Why Weather May Skew Wage Signals in the September Jobs Report

(Bloomberg) -- Anyone looking at the September jobs report for a clear signal on U.S. wages may want to wait a few months.

Hurricane Florence, which roared across the Carolinas last month, probably distorted the Labor Department’s employment data due at 8:30 a.m. Friday in Washington.

With the job market running near full speed, economists from the Federal Reserve to Wall Street are scrutinizing wage gains for signs of an inflation breakout that’s been missing in the almost decade-long expansion.

The reason for the fuzzy September numbers? Big storms wreak havoc on a region’s workforce. Some people flee the area and businesses close down days before the wind starts to howl. Others, like utility and construction companies and their employees, work overtime preparing for damage, cleaning up and rebuilding.

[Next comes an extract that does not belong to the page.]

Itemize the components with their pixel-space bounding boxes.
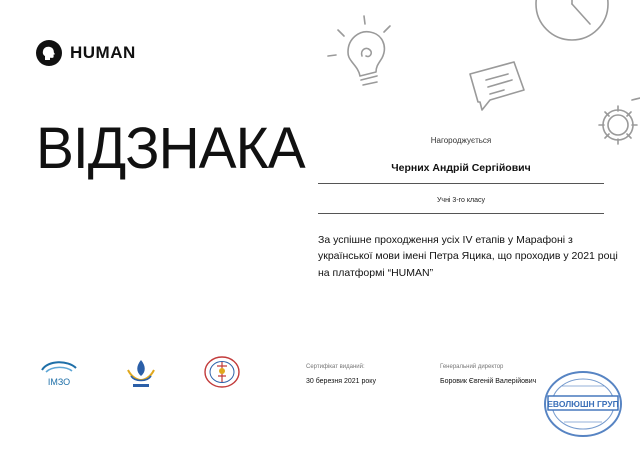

So the latest wages and hours-worked figures were probably skewed by the weather.

The median forecast in a Bloomberg survey of economist calls for a 2.8 percent gain in average hourly earnings from a year earlier, slightly weaker than the August advance of 2.9 percent -- which was the biggest jump since mid-2009. The hurricane effect, however, may render any actual number on worker pay a short-term blip.

“Hurricane Florence is poised to impact not only the pace of job creation in September" but also to "temporarily distort average hourly earnings and the average length of the workweek, as well," according to Bloomberg economists Carl Riccadonna, Yelena Shulyatyeva and Tim Mahedy.

Ellen Zentner, chief U.S. economist at Morgan Stanley, sees the weather having a “very limited” impact on the payroll figures. “To be excluded from payrolls in the September employment report, an employee would have to be out of work without pay for the full pay period that includes Sept. 12.”

Florence made landfall on Sept. 14.

Last year, hurricanes Harvey, Irma and Maria led to volatility for several months in employment and other economic figures. Those disruptions even prompted the central bank’s policy-setting Federal Open Market Committee to mention the short-term effects in its September 2017 statement, though they added that “past experience suggests that the storms are unlikely to materially alter the course of the national economy over the medium term.”